Sodium fluoride (NaF) positron emission tomography combined with computer tomography (PET/CT) has shown to be more sensitive than the whole-body bone scan in the detection of skeletal uptake due to metastases in prostate cancer. We aimed to calculate a 3D index for NaF PET/CT and investigate its correlation to the bone scan index (BSI) and overall survival (OS) in a group of patients with prostate cancer.Methods
NaF PET/CT and bone scans were studied in 48 patients with prostate cancer. Automated segmentation of the thoracic and lumbar spines, sacrum, pelvis, ribs, scapulae, clavicles, and sternum were made in the CT images. Hotspots in the PET images were selected using both a manual and an automated method.

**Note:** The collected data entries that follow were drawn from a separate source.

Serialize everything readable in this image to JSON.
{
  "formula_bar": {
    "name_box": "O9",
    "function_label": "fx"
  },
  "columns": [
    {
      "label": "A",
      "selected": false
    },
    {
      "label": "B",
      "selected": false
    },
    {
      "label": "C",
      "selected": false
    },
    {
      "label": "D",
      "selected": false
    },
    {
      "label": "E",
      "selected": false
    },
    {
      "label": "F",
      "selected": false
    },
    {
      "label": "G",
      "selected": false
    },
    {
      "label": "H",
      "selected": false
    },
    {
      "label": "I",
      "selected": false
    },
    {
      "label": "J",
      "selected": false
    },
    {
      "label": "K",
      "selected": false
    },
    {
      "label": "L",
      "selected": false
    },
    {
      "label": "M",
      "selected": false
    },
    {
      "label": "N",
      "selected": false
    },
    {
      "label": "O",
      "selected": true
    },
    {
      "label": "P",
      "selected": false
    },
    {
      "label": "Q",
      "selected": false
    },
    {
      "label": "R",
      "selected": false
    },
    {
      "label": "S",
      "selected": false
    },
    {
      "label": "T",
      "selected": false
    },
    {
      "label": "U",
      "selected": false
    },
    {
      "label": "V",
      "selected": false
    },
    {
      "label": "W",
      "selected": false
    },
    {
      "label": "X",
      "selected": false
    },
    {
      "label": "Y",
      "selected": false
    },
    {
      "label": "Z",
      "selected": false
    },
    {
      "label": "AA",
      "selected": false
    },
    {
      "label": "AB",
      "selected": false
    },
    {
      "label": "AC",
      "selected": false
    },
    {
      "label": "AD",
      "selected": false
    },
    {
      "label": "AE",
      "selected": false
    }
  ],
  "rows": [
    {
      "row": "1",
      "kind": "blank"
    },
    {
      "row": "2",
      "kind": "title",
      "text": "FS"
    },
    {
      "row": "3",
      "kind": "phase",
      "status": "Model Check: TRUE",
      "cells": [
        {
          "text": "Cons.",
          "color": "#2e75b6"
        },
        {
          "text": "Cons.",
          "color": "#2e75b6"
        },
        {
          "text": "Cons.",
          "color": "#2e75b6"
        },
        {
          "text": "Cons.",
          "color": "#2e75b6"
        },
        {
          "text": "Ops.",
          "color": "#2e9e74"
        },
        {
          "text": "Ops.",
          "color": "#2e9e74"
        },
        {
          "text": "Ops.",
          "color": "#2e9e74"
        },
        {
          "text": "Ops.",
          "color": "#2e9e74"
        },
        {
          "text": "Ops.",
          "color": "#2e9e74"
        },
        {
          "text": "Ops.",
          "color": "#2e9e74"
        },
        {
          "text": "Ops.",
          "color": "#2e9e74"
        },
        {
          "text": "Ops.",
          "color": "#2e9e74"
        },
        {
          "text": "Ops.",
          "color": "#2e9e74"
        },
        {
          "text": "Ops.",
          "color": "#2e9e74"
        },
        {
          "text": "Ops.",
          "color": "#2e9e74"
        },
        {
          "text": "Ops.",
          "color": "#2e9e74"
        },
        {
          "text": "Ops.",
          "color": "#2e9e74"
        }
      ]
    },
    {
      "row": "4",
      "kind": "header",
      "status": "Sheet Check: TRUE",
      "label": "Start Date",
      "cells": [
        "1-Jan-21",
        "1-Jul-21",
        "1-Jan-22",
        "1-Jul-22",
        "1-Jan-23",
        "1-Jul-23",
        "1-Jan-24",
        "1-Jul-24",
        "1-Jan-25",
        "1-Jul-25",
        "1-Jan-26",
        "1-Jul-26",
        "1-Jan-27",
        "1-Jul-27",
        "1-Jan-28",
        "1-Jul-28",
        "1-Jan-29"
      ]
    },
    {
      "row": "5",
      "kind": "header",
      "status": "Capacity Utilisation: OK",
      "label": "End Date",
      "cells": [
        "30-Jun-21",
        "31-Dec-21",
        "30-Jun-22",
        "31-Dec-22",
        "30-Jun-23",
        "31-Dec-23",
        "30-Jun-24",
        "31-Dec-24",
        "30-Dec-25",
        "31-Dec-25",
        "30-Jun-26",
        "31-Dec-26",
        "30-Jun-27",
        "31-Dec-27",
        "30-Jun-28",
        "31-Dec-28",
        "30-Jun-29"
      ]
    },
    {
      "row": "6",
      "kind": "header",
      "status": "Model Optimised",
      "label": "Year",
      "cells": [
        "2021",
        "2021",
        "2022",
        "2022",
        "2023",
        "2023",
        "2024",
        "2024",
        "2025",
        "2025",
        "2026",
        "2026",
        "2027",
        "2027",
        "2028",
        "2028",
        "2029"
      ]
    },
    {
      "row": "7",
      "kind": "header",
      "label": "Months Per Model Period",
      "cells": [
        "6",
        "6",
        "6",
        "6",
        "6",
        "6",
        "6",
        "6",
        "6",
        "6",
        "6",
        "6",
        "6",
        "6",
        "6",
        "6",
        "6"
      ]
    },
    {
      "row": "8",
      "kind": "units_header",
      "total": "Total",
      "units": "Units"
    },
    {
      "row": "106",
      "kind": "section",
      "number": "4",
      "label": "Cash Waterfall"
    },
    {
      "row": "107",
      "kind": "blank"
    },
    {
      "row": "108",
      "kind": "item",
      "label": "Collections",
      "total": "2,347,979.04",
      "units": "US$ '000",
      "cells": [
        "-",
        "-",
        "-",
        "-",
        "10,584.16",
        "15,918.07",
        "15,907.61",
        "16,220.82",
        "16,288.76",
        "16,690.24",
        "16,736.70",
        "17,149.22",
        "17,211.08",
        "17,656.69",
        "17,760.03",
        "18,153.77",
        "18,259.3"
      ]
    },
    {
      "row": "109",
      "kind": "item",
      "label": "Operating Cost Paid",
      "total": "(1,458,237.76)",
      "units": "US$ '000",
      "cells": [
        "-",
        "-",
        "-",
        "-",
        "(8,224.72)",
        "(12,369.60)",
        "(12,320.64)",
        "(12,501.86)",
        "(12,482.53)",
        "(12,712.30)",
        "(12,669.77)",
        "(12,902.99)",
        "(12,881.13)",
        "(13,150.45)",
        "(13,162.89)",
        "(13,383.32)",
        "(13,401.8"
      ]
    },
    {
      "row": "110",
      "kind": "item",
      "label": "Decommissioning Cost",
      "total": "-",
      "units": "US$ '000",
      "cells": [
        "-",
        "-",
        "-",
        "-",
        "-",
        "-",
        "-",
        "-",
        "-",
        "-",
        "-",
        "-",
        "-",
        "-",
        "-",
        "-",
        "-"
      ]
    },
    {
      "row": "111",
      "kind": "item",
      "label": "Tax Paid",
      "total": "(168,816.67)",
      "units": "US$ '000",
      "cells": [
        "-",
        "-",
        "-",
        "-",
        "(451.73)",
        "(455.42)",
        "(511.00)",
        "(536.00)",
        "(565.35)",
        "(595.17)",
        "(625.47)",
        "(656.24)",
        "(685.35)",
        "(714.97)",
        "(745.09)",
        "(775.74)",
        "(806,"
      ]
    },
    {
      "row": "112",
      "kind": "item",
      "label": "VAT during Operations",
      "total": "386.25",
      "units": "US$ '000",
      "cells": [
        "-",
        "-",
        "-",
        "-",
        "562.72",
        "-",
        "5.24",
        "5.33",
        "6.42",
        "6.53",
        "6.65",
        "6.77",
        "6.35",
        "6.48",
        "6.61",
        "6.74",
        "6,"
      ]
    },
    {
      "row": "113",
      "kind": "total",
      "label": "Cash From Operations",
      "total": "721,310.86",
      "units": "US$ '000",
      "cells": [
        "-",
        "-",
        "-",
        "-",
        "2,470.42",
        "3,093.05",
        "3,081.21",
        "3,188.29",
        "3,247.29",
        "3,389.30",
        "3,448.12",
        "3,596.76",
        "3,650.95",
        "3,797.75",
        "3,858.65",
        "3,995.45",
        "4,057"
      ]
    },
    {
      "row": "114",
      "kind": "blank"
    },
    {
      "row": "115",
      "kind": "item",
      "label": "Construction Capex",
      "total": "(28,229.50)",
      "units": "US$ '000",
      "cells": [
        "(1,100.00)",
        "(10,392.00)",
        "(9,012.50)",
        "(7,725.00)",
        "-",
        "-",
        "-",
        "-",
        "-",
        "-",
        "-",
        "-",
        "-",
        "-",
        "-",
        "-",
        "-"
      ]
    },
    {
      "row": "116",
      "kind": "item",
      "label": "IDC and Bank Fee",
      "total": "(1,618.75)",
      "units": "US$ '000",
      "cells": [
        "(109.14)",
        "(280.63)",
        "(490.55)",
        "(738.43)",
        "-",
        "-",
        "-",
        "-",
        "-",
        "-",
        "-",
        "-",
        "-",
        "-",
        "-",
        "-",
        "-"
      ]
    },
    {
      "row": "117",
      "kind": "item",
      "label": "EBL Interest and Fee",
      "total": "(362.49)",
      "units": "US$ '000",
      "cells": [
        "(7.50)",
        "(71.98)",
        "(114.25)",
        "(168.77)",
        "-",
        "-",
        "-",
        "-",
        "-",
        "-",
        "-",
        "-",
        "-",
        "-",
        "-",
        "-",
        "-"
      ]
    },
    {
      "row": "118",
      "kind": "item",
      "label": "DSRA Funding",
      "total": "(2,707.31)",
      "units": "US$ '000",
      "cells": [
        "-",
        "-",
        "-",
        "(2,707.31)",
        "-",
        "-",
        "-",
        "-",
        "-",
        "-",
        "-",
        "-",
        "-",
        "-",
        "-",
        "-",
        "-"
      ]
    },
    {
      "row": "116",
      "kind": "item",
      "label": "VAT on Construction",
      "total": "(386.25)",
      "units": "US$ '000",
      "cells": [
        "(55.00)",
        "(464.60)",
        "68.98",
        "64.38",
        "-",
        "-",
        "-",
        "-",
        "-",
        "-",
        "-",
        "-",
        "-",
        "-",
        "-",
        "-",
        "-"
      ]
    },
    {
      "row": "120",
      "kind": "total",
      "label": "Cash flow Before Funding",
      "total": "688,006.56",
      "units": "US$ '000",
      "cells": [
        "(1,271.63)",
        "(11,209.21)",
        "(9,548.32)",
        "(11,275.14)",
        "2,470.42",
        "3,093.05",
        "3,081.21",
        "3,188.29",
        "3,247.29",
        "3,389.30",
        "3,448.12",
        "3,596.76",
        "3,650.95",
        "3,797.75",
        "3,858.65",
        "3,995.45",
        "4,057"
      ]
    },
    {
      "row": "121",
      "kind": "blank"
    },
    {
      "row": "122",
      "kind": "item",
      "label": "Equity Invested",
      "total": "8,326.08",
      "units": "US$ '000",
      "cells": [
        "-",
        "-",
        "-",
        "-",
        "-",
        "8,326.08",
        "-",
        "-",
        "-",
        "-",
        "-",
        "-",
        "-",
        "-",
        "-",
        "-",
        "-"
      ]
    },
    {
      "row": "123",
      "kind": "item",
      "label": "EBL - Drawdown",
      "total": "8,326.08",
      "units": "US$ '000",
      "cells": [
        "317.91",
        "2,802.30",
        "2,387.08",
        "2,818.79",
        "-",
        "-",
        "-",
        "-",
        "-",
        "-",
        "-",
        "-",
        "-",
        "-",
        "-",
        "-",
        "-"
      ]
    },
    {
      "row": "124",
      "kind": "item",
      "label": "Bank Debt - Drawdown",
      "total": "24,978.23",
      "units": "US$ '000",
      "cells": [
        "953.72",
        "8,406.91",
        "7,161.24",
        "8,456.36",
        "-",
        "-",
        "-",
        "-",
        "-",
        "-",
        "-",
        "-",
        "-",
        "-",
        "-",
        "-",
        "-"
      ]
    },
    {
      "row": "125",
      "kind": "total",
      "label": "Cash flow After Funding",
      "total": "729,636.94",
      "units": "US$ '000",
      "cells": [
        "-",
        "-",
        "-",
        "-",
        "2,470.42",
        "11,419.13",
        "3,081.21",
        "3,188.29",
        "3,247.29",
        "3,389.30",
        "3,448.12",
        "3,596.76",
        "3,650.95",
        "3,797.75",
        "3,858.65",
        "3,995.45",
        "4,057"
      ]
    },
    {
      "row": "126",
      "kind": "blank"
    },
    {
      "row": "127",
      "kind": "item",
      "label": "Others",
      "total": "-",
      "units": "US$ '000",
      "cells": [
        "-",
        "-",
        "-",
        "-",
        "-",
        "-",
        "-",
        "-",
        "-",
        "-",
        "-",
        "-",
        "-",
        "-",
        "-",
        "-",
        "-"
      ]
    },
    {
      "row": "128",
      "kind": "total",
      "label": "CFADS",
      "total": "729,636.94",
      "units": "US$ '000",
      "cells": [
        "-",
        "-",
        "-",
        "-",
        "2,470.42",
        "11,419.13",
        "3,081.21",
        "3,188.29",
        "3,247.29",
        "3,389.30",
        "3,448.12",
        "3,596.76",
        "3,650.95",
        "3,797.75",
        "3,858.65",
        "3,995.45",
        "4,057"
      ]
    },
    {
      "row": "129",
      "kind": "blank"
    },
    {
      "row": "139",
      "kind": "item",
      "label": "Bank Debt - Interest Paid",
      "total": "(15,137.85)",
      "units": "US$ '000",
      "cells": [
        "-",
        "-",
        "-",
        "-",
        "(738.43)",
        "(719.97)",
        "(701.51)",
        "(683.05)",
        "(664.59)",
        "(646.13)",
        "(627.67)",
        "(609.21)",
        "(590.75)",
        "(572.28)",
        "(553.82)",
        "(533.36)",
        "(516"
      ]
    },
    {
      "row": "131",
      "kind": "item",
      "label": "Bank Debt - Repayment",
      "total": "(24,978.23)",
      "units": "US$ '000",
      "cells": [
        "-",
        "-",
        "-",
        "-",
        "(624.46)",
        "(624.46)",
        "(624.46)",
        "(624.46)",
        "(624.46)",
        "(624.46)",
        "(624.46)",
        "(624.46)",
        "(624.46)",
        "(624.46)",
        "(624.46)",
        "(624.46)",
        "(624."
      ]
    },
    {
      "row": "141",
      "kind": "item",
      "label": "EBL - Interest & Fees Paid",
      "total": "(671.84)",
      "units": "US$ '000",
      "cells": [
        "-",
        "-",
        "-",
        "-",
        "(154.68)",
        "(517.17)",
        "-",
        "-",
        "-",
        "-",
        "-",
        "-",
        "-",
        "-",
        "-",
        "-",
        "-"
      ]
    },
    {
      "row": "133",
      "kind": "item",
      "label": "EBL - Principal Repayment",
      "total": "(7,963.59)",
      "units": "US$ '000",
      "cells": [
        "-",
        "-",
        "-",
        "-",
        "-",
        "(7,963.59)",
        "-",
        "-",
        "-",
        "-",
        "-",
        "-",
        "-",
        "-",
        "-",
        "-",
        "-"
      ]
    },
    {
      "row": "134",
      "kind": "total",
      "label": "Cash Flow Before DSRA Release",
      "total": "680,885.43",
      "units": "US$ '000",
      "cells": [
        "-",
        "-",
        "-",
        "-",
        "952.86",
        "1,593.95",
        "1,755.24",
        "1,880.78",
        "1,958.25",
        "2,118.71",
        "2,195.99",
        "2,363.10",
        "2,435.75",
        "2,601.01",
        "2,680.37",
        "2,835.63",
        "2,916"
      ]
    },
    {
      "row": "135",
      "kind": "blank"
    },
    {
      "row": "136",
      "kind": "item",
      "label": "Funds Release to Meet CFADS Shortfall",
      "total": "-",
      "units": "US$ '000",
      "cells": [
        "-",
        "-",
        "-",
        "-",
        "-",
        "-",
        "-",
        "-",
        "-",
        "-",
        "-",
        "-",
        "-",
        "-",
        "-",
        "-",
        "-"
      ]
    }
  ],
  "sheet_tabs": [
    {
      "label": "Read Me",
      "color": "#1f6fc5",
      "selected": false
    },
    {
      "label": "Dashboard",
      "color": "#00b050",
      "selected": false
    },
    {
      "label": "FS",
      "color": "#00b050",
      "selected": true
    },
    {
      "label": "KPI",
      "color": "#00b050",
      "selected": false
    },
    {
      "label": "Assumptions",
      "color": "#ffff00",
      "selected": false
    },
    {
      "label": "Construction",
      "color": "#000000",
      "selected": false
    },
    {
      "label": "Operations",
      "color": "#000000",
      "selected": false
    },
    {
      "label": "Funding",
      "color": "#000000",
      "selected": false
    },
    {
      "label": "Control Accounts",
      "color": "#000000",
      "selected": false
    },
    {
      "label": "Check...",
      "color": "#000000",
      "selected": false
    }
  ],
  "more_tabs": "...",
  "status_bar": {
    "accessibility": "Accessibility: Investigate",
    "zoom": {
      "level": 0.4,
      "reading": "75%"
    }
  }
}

The volume of each hotspot localized in the skeleton in the corresponding CT image was calculated. Two PET/CT indices, based on manual (manual PET index) and automatic segmenting using a threshold of SUV 15 (automated PET15 index), were calculated by dividing the sum of all hotspot volumes with the volume of all segmented bones. BSI values were obtained using a software for automated calculations.Results
BSI, manual PET index, and automated PET15 index were all significantly associated with OS and concordance indices were 0.68, 0.69, and 0.70, respectively. The median BSI was 0.39 and patients with a BSI >0.39 had a significantly shorter median survival time than patients with a BSI <0.39 (2.3 years vs not reached after 5 years of follow-up [p = 0.01]). The median manual PET index was 0.53 and patients with a manual PET index >0.53 had a significantly shorter median survival time than patients with a manual PET index <0.53 (2.5 years vs not reached after 5 years of follow-up [p < 0.001]). The median automated PET15 index was 0.11 and patients with an automated PET15 index >0.11 had a significantly shorter median survival time than patients with an automated PET15 index <0.11 (2.3 years vs not reached after 5 years of follow-up [p < 0.001]).Conclusions
PET/CT indices based on NaF PET/CT are correlated to BSI and significantly associated with overall survival in patients with prostate cancer.